If IBM wants to contribute something, why don't they open source their jvm? Providing some tools to help an apache-licensed project make progress is in their interests -- maybe they can learn something from the progress that harmony makes and then use it in their non-FOSS tools. Look at IBM's HTTPServer -- it's basically apache with a couple added modules, but they don't distribute source (or at least I couldn't get it last time I tried!)

I really don't understand Harmony. Is it just for ego reasons that they don't just contribute to projects like gnu classpath, kaffe, jamvm, and cacao? Is it some license-ego thing on the part of the contributors (We won't do GPL?). Or is apache harmony just a marionette that is controlled by business interests that don't want to see a GPL java succeed?

I've been really happy with gcj, classpath, and using either jamvm, cacao or kaffe in GNU/Linux. I wish the swing compatibility was better, but if I really wanted to do GUI work in java then I'd be happy with SWT/JFace or java-gnome.

In any case, I'll stick with the above tools for my java needs in GNU/Linux for the near future and choose other languages with more FOSS tools when I have an option.

Reply Score: 5

RE: disappointing
by lord_rob on Sun 2nd Apr 2006 21:45 in reply to "disappointing"
lord_rob Member since:
2005-08-06

If IBM wants to contribute something, why don't they open source their jvm?

It has been discussed a lot on harmony-dev mailing list. If I remember correctly, they cannot open theit jvm because it contains a lot of sun code.

Anyway, recently SableVM [ www.sablevm.org ] has been relicensed to Apache Software License [ASLv2] and will now be part of harmony.

Reply Parent Score: 3

RE[2]: disappointing
by kaiwai on Mon 3rd Apr 2006 04:33 in reply to "RE: disappointing"
kaiwai Member since:
2005-07-06

It has been discussed a lot on harmony-dev mailing list. If I remember correctly, they cannot open theit jvm because it contains a lot of sun code.

One could also argue that it would be better to start off with a clean slate so that all the features required can be built in from the ground up rather than them being tacked on at the last minute.

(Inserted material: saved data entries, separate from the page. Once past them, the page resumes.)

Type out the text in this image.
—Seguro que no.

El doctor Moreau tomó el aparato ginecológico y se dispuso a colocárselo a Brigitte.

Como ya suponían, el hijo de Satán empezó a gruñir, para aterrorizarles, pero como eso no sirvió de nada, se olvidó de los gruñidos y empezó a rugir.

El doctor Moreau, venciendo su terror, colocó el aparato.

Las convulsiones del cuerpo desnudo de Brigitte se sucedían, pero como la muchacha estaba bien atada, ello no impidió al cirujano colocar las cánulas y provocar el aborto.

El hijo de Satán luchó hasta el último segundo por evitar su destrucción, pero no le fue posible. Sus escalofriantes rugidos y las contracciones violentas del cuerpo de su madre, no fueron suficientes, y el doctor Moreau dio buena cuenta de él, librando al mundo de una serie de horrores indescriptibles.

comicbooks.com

Atleast if everything is designed from the ground up, all the features and considerations can be taken into account so that the different parts of the VM can be properly documented, designed to be easy to maintained and most importantly, when it comes to porting to other platforms such as FreeBSD, 300 hoops won't need to be jumped through as with the case of the current situation of JVM.

The idea situation would be to replicate the Java classes and use the mono VM.

Reply Parent Score: 1

RE: disappointing
by arooaroo on Sun 2nd Apr 2006 22:01 in reply to "disappointing"
arooaroo Member since:
2005-07-06

"Is it some license-ego thing on the part of the contributors (We won't do GPL?)"

I can't speak for the Apache guys, but this is my take. The Apache organisation have had their license for a long time and its even freer than GPL. They've made lots of libraries and frameworks that have been widely adopted by the Java community.

However, their software stack was always dependent on a JRE that was not compliant with the Apache license. This is the last piece of the jigsaw to have a full Apache stack. They believe in their license as much as FSF believes in GPL. Therefore, the GPL-based offerings are too restrictive for them and as much as they'd love to reuse, it doesn't conform, and regrettably, that means they have to leave it be.

So I don't think it's an ego thing. It's just what they need to do to fulfil their ambition to have a full Apache Java stack.

Reply Parent Score: 5

RE[2]: disappointing
by Wes Felter on Mon 3rd Apr 2006 19:00 in reply to "RE: disappointing"
Wes Felter Member since:
2005-11-15

But do any users really want "a full Apache Java stack"? Why? It sounds like many Apache projects (that are just duplicating other open source projects) exist for political, not practical reasons.